Cut in funding proposed for criminal alien ID program


By the numbers

A breakdown of 287(g) activity in 2011 shows 672 inmates interviewed who were suspected of being illegal aliens, with 443 detained for further evaluation. Fifteen were found to be aggravated felons; 358 were ordered to appear in court for adjudication of offenses; 37 were found to have been deported, re-entering the country but processed for removal again; and 13 were already ordered to be deported. Two were found not to have committed serious crimes but were still in the country illegally.

In 2010, there were 979 inmates interviewed and 609 inmates evaluated. Of those, 20 were found to be aggravated felons, 475 were ordered to appear in court, 48 were found to be re-entries and 13 were already in deportation status.

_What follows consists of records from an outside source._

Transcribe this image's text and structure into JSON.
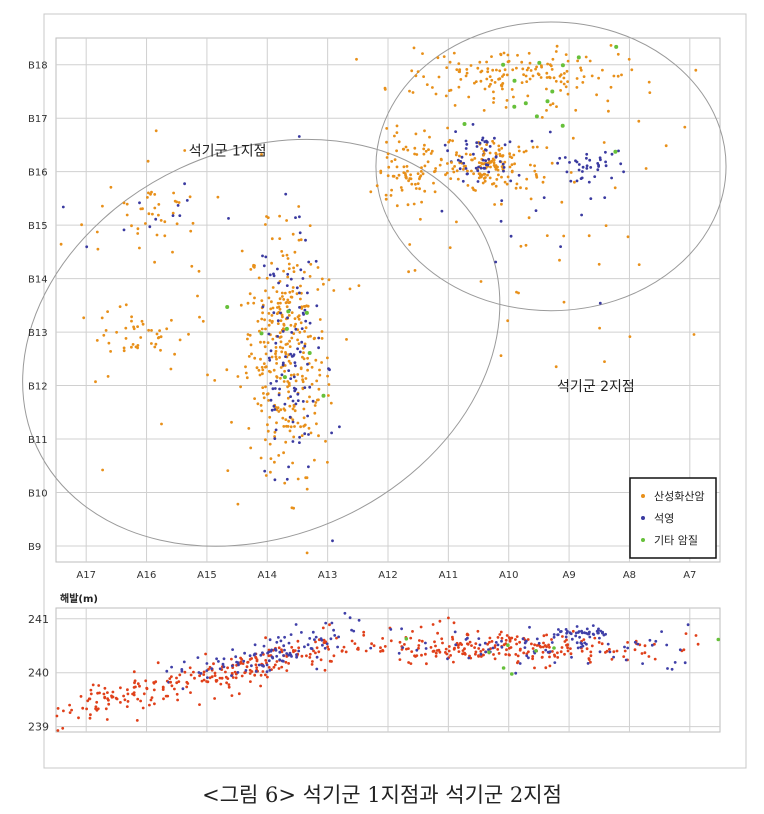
{
  "chart_data": [
    {
      "type": "scatter",
      "title": "",
      "x_ticks": [
        "A17",
        "A16",
        "A15",
        "A14",
        "A13",
        "A12",
        "A11",
        "A10",
        "A9",
        "A8",
        "A7"
      ],
      "y_ticks": [
        "B18",
        "B17",
        "B16",
        "B15",
        "B14",
        "B13",
        "B12",
        "B11",
        "B10",
        "B9"
      ],
      "x_range": [
        17.5,
        6.5
      ],
      "y_range": [
        8.7,
        18.5
      ],
      "grid": true,
      "legend_position": "bottom-right",
      "legend": [
        {
          "label": "산성화산암",
          "color": "#e8901a"
        },
        {
          "label": "석영",
          "color": "#3a3aa0"
        },
        {
          "label": "기타 암질",
          "color": "#66c03a"
        }
      ],
      "annotations": [
        {
          "text": "석기군  1지점",
          "x": 15.3,
          "y": 16.3
        },
        {
          "text": "석기군  2지점",
          "x": 9.2,
          "y": 11.9
        }
      ],
      "regions": [
        {
          "name": "1",
          "shape": "ellipse",
          "cx": 14.1,
          "cy": 12.8,
          "rx": 4.1,
          "ry": 3.6,
          "rotation": -25
        },
        {
          "name": "2",
          "shape": "ellipse",
          "cx": 9.3,
          "cy": 16.1,
          "rx": 2.9,
          "ry": 2.7,
          "rotation": 0
        }
      ],
      "clusters": [
        {
          "series": 0,
          "x": 13.7,
          "y": 12.6,
          "sx": 0.35,
          "sy": 1.1,
          "n": 340
        },
        {
          "series": 1,
          "x": 13.6,
          "y": 12.4,
          "sx": 0.3,
          "sy": 1.3,
          "n": 110
        },
        {
          "series": 2,
          "x": 13.7,
          "y": 12.8,
          "sx": 0.4,
          "sy": 1.0,
          "n": 8
        },
        {
          "series": 0,
          "x": 16.2,
          "y": 13.0,
          "sx": 0.4,
          "sy": 0.2,
          "n": 40
        },
        {
          "series": 0,
          "x": 15.8,
          "y": 15.3,
          "sx": 0.4,
          "sy": 0.2,
          "n": 30
        },
        {
          "series": 1,
          "x": 15.8,
          "y": 15.1,
          "sx": 0.5,
          "sy": 0.3,
          "n": 12
        },
        {
          "series": 0,
          "x": 16.0,
          "y": 14.0,
          "sx": 1.2,
          "sy": 1.6,
          "n": 40
        },
        {
          "series": 0,
          "x": 10.3,
          "y": 16.1,
          "sx": 0.35,
          "sy": 0.25,
          "n": 130
        },
        {
          "series": 1,
          "x": 10.4,
          "y": 16.3,
          "sx": 0.3,
          "sy": 0.25,
          "n": 55
        },
        {
          "series": 1,
          "x": 8.6,
          "y": 16.1,
          "sx": 0.25,
          "sy": 0.15,
          "n": 35
        },
        {
          "series": 0,
          "x": 11.6,
          "y": 16.0,
          "sx": 0.3,
          "sy": 0.4,
          "n": 90
        },
        {
          "series": 0,
          "x": 9.9,
          "y": 17.8,
          "sx": 1.0,
          "sy": 0.25,
          "n": 160
        },
        {
          "series": 2,
          "x": 9.6,
          "y": 17.5,
          "sx": 1.0,
          "sy": 0.4,
          "n": 14
        },
        {
          "series": 0,
          "x": 9.5,
          "y": 15.2,
          "sx": 1.2,
          "sy": 1.3,
          "n": 60
        },
        {
          "series": 1,
          "x": 9.5,
          "y": 15.3,
          "sx": 0.8,
          "sy": 0.6,
          "n": 15
        }
      ]
    },
    {
      "type": "scatter",
      "ylabel": "해발(m)",
      "y_ticks": [
        "241",
        "240",
        "239"
      ],
      "y_range": [
        238.9,
        241.2
      ],
      "x_range": [
        17.5,
        6.5
      ],
      "grid": true,
      "clusters": [
        {
          "series": 0,
          "x": 14.6,
          "y": 240.0,
          "sx": 1.4,
          "sy": 0.18,
          "n": 230,
          "trend": 0.28,
          "trend_x": 14.6
        },
        {
          "series": 1,
          "x": 13.9,
          "y": 240.2,
          "sx": 0.8,
          "sy": 0.15,
          "n": 110,
          "trend": 0.28,
          "trend_x": 14.6
        },
        {
          "series": 0,
          "x": 16.3,
          "y": 239.6,
          "sx": 0.7,
          "sy": 0.15,
          "n": 45,
          "trend": 0.3,
          "trend_x": 16.3
        },
        {
          "series": 0,
          "x": 10.0,
          "y": 240.45,
          "sx": 1.2,
          "sy": 0.15,
          "n": 230,
          "trend": 0,
          "trend_x": 10
        },
        {
          "series": 1,
          "x": 9.5,
          "y": 240.5,
          "sx": 1.3,
          "sy": 0.2,
          "n": 90,
          "trend": 0,
          "trend_x": 9.5
        },
        {
          "series": 1,
          "x": 8.7,
          "y": 240.75,
          "sx": 0.2,
          "sy": 0.05,
          "n": 30,
          "trend": 0,
          "trend_x": 8.7
        },
        {
          "series": 2,
          "x": 10.0,
          "y": 240.5,
          "sx": 1.5,
          "sy": 0.3,
          "n": 8,
          "trend": 0,
          "trend_x": 10
        }
      ]
    }
  ],
  "caption": "<그림 6> 석기군 1지점과 석기군 2지점"
}
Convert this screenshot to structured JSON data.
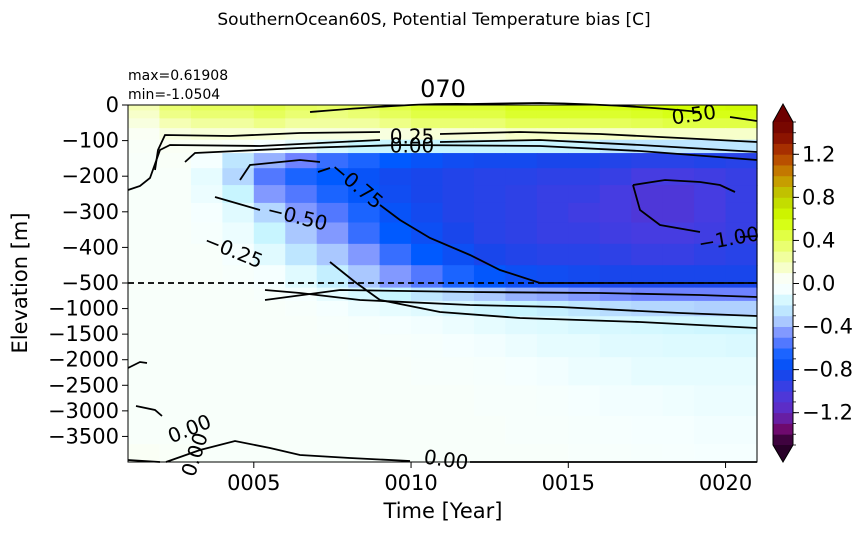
{
  "figure": {
    "suptitle": "SouthernOcean60S, Potential Temperature bias [C]",
    "stat_max": "max=0.61908",
    "stat_min": "min=-1.0504"
  },
  "chart_data": {
    "type": "heatmap",
    "title": "070",
    "xlabel": "Time [Year]",
    "ylabel": "Elevation [m]",
    "x_range": [
      1,
      21
    ],
    "x_ticks": [
      5,
      10,
      15,
      20
    ],
    "x_tick_labels": [
      "0005",
      "0010",
      "0015",
      "0020"
    ],
    "y_ticks_upper": [
      0,
      -100,
      -200,
      -300,
      -400,
      -500
    ],
    "y_tick_labels_upper": [
      "0",
      "−100",
      "−200",
      "−300",
      "−400",
      "−500"
    ],
    "y_ticks_lower": [
      -1000,
      -1500,
      -2000,
      -2500,
      -3000,
      -3500
    ],
    "y_tick_labels_lower": [
      "−1000",
      "−1500",
      "−2000",
      "−2500",
      "−3000",
      "−3500"
    ],
    "split_depth": -500,
    "split_line": "dashed",
    "colorbar": {
      "vmin": -1.5,
      "vmax": 1.5,
      "ticks": [
        1.2,
        0.8,
        0.4,
        0.0,
        -0.4,
        -0.8,
        -1.2
      ],
      "tick_labels": [
        "1.2",
        "0.8",
        "0.4",
        "0.0",
        "−0.4",
        "−0.8",
        "−1.2"
      ],
      "extend": "both"
    },
    "contour_labels": [
      "0.50",
      "0.25",
      "0.00",
      "−0.75",
      "−0.50",
      "−0.25",
      "−1.00",
      "0.00",
      "0.00",
      "0.00"
    ],
    "years": [
      1,
      2,
      3,
      4,
      5,
      6,
      7,
      8,
      9,
      10,
      11,
      12,
      13,
      14,
      15,
      16,
      17,
      18,
      19,
      20
    ],
    "depths": [
      -5,
      -25,
      -50,
      -80,
      -115,
      -155,
      -200,
      -250,
      -300,
      -360,
      -420,
      -480,
      -700,
      -1000,
      -1300,
      -1700,
      -2200,
      -2800,
      -3400,
      -3900
    ],
    "values": [
      [
        0.2,
        0.35,
        0.4,
        0.4,
        0.45,
        0.4,
        0.38,
        0.4,
        0.45,
        0.5,
        0.5,
        0.5,
        0.55,
        0.55,
        0.55,
        0.55,
        0.58,
        0.6,
        0.6,
        0.62
      ],
      [
        0.15,
        0.3,
        0.35,
        0.35,
        0.4,
        0.35,
        0.32,
        0.35,
        0.4,
        0.45,
        0.45,
        0.45,
        0.5,
        0.5,
        0.5,
        0.5,
        0.52,
        0.55,
        0.55,
        0.55
      ],
      [
        0.1,
        0.2,
        0.25,
        0.25,
        0.3,
        0.25,
        0.25,
        0.25,
        0.3,
        0.35,
        0.35,
        0.35,
        0.4,
        0.4,
        0.4,
        0.4,
        0.42,
        0.45,
        0.45,
        0.45
      ],
      [
        0.05,
        0.1,
        0.12,
        0.12,
        0.12,
        0.1,
        0.1,
        0.1,
        0.1,
        0.12,
        0.12,
        0.12,
        0.15,
        0.15,
        0.15,
        0.15,
        0.15,
        0.15,
        0.15,
        0.15
      ],
      [
        0.02,
        0.05,
        0.05,
        0.02,
        -0.05,
        -0.1,
        -0.15,
        -0.2,
        -0.2,
        -0.2,
        -0.2,
        -0.2,
        -0.2,
        -0.2,
        -0.2,
        -0.25,
        -0.25,
        -0.25,
        -0.25,
        -0.25
      ],
      [
        0.0,
        0.02,
        -0.05,
        -0.25,
        -0.4,
        -0.5,
        -0.6,
        -0.65,
        -0.7,
        -0.75,
        -0.8,
        -0.82,
        -0.82,
        -0.85,
        -0.85,
        -0.88,
        -0.9,
        -0.9,
        -0.88,
        -0.9
      ],
      [
        0.0,
        0.0,
        -0.1,
        -0.3,
        -0.55,
        -0.65,
        -0.7,
        -0.75,
        -0.82,
        -0.85,
        -0.88,
        -0.9,
        -0.9,
        -0.92,
        -0.92,
        -0.95,
        -1.0,
        -1.0,
        -0.98,
        -0.95
      ],
      [
        0.0,
        0.0,
        -0.08,
        -0.2,
        -0.45,
        -0.55,
        -0.65,
        -0.72,
        -0.8,
        -0.85,
        -0.88,
        -0.9,
        -0.92,
        -0.95,
        -0.95,
        -1.0,
        -1.05,
        -1.05,
        -1.0,
        -0.95
      ],
      [
        0.0,
        0.0,
        -0.05,
        -0.12,
        -0.3,
        -0.45,
        -0.55,
        -0.65,
        -0.75,
        -0.82,
        -0.88,
        -0.9,
        -0.92,
        -0.95,
        -0.98,
        -1.0,
        -1.05,
        -1.05,
        -1.0,
        -0.95
      ],
      [
        0.0,
        0.0,
        -0.03,
        -0.08,
        -0.2,
        -0.35,
        -0.45,
        -0.6,
        -0.7,
        -0.78,
        -0.85,
        -0.9,
        -0.92,
        -0.95,
        -0.95,
        -0.98,
        -1.0,
        -1.0,
        -0.98,
        -0.95
      ],
      [
        0.0,
        0.0,
        0.0,
        -0.05,
        -0.12,
        -0.25,
        -0.35,
        -0.45,
        -0.6,
        -0.7,
        -0.78,
        -0.85,
        -0.88,
        -0.9,
        -0.9,
        -0.92,
        -0.95,
        -0.95,
        -0.92,
        -0.9
      ],
      [
        0.0,
        0.0,
        0.0,
        -0.02,
        -0.05,
        -0.12,
        -0.22,
        -0.35,
        -0.45,
        -0.55,
        -0.65,
        -0.72,
        -0.78,
        -0.8,
        -0.82,
        -0.85,
        -0.85,
        -0.85,
        -0.85,
        -0.85
      ],
      [
        0.0,
        0.0,
        0.0,
        0.0,
        -0.02,
        -0.05,
        -0.1,
        -0.15,
        -0.2,
        -0.25,
        -0.3,
        -0.35,
        -0.4,
        -0.42,
        -0.45,
        -0.48,
        -0.5,
        -0.5,
        -0.5,
        -0.5
      ],
      [
        0.0,
        0.0,
        0.0,
        0.0,
        0.0,
        -0.02,
        -0.05,
        -0.08,
        -0.1,
        -0.12,
        -0.15,
        -0.18,
        -0.2,
        -0.22,
        -0.25,
        -0.28,
        -0.3,
        -0.3,
        -0.32,
        -0.32
      ],
      [
        0.0,
        0.0,
        0.0,
        0.0,
        0.0,
        0.0,
        -0.02,
        -0.03,
        -0.05,
        -0.06,
        -0.08,
        -0.1,
        -0.12,
        -0.13,
        -0.15,
        -0.15,
        -0.16,
        -0.17,
        -0.18,
        -0.18
      ],
      [
        0.0,
        0.0,
        0.0,
        0.0,
        0.0,
        0.0,
        0.0,
        -0.02,
        -0.02,
        -0.03,
        -0.05,
        -0.06,
        -0.08,
        -0.1,
        -0.1,
        -0.12,
        -0.12,
        -0.13,
        -0.13,
        -0.14
      ],
      [
        0.0,
        0.0,
        0.0,
        0.0,
        0.0,
        0.0,
        0.0,
        0.0,
        0.0,
        -0.02,
        -0.02,
        -0.03,
        -0.05,
        -0.06,
        -0.08,
        -0.08,
        -0.1,
        -0.1,
        -0.1,
        -0.1
      ],
      [
        0.0,
        0.0,
        0.0,
        0.0,
        0.0,
        0.0,
        0.0,
        0.0,
        0.0,
        0.0,
        0.0,
        -0.02,
        -0.02,
        -0.03,
        -0.05,
        -0.06,
        -0.06,
        -0.07,
        -0.08,
        -0.08
      ],
      [
        0.0,
        0.0,
        0.0,
        0.0,
        0.0,
        0.0,
        0.0,
        0.0,
        0.0,
        0.0,
        0.0,
        0.0,
        -0.02,
        -0.02,
        -0.03,
        -0.04,
        -0.05,
        -0.05,
        -0.06,
        -0.06
      ],
      [
        0.05,
        0.02,
        0.0,
        0.0,
        0.0,
        0.0,
        0.0,
        0.0,
        0.0,
        0.0,
        0.0,
        0.0,
        0.0,
        0.0,
        -0.02,
        -0.02,
        -0.03,
        -0.04,
        -0.05,
        -0.05
      ]
    ]
  }
}
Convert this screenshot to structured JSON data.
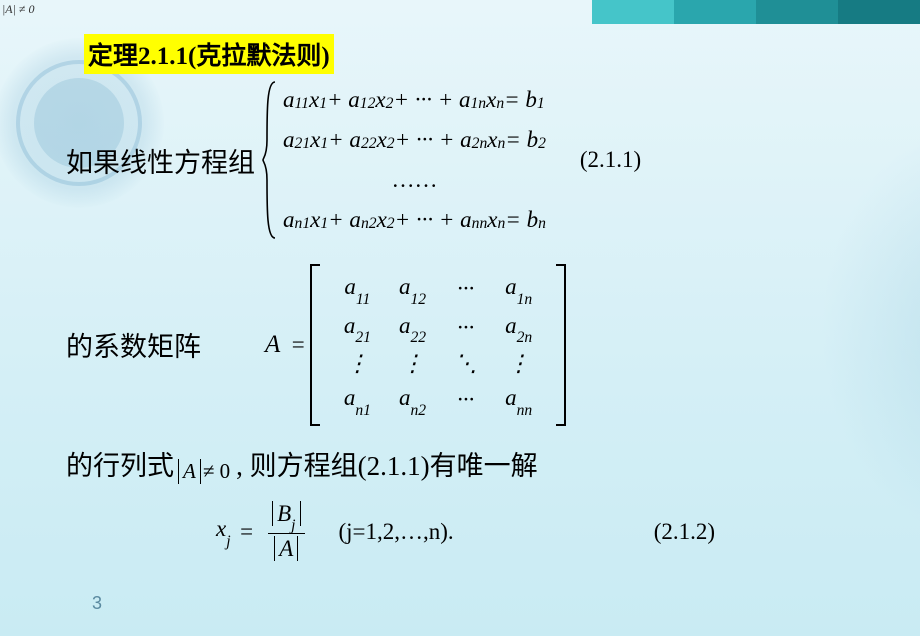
{
  "corner_note": "|A| ≠ 0",
  "accent_colors": [
    "#45c5c9",
    "#2aa6ad",
    "#1f8f96",
    "#167b83"
  ],
  "highlight": {
    "text": "定理2.1.1(克拉默法则)",
    "bg": "#ffff00"
  },
  "lead_in": "如果线性方程组",
  "system_label": "(2.1.1)",
  "system_rows": {
    "r1": "a<sub>11</sub>x<sub>1</sub> + a<sub>12</sub>x<sub>2</sub> + ··· + a<sub>1n</sub>x<sub>n</sub> = b<sub>1</sub>",
    "r2": "a<sub>21</sub>x<sub>1</sub> + a<sub>22</sub>x<sub>2</sub> + ··· + a<sub>2n</sub>x<sub>n</sub> = b<sub>2</sub>",
    "dots": "……",
    "rn": "a<sub>n1</sub>x<sub>1</sub> + a<sub>n2</sub>x<sub>2</sub> + ··· + a<sub>nn</sub>x<sub>n</sub> = b<sub>n</sub>"
  },
  "coef_label": "的系数矩阵",
  "matrix_lhs": "A",
  "matrix": {
    "r1": [
      "a<sub>11</sub>",
      "a<sub>12</sub>",
      "···",
      "a<sub>1n</sub>"
    ],
    "r2": [
      "a<sub>21</sub>",
      "a<sub>22</sub>",
      "···",
      "a<sub>2n</sub>"
    ],
    "r3": [
      "⋮",
      "⋮",
      "⋱",
      "⋮"
    ],
    "r4": [
      "a<sub>n1</sub>",
      "a<sub>n2</sub>",
      "···",
      "a<sub>nn</sub>"
    ]
  },
  "det_line": {
    "pre": "的行列式",
    "det": "A",
    "cond": "≠ 0",
    "post": ", 则方程组(2.1.1)有唯一解"
  },
  "solution": {
    "lhs": "x<sub>j</sub>",
    "num": "B<sub>j</sub>",
    "den": "A",
    "range": "(j=1,2,…,n).",
    "label": "(2.1.2)"
  },
  "page_number": "3"
}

Capt. Wes Lynch, who heads up the 287(g) program at the sheriff’s office, said the numbers are down for a reason.

“Many of the recidivist criminal aliens have been removed from the community and this affects the numbers,” he said. “Also, arrests of criminal aliens, in general, have been down. And we are encountering more and more aliens or inmates who were formerly aliens who now have some sort of legal status or citizenship. We did a study on the local level last year and determined that, of the illegal aliens that we encounter who have committed serious offenses, more than half have had no criminal history up to that date. This may be due to the fact that we have no record of their conduct in their home country. In any case, it shows that we cannot rely solely on an alien’s criminal history to determine if they are a threat to the community.”